I've been more hands-on in my work recently.
It’s reminded me that a lot of the thinking happens in the doing. The micro-decisions, the adjustments, iterations, guided by experience, instinct and intuition. The versions. The happy accidents. All in the moment, not planned and prompted in advance.
For me, this doing → thinking feedback loop is the satisfying part of the work. It’s what flow feels like. And it feels good.
As I integrate AI tools into my workflow I'm noticing that in some instances they are not particularly conducive to that kind of flow.
In fact, in some ways the interaction model is almost perfectly designed to interrupt it.
You stop. You switch. You reach for words to describe an instinct that maybe you can’t articulate concisely. Then you wait and hope you got the words right.

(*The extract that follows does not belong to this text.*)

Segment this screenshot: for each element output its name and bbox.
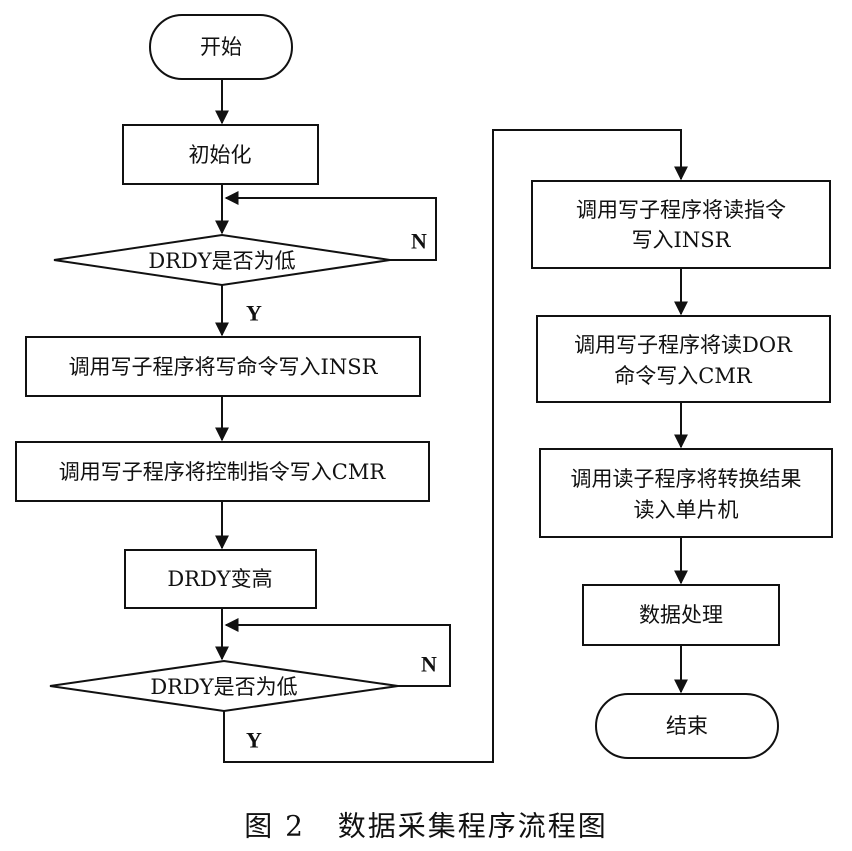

That's several context switches and interruptions to flow in a row.
Earlier this week I caught myself feeling frustrated that I'd ‘wasted’ twenty seconds on a result that was way off the mark. Not a happy accident, just another sh*t result.
Frustration over a wasted twenty seconds is a pretty absurd thing to feel, but it wasn't really about the time.
When you spend time doing, you feel in control. You’re building an understanding of the work as you do it. You feel a sense of pride in the outcome.
When you spend time waiting, you’re not in full control. You’re hoping, not learning. You don’t feel as much ownership of the outcome.
The joy in making something lives in the doing and thinking. In the flow, in the feedback loop between what you imagined and how the work evolves, what you learn along the way.
When the result arrives without any of that, you get the thing but not the feeling. Which can be a strange kind of outcome, given that the feeling is where most of the satisfaction comes from.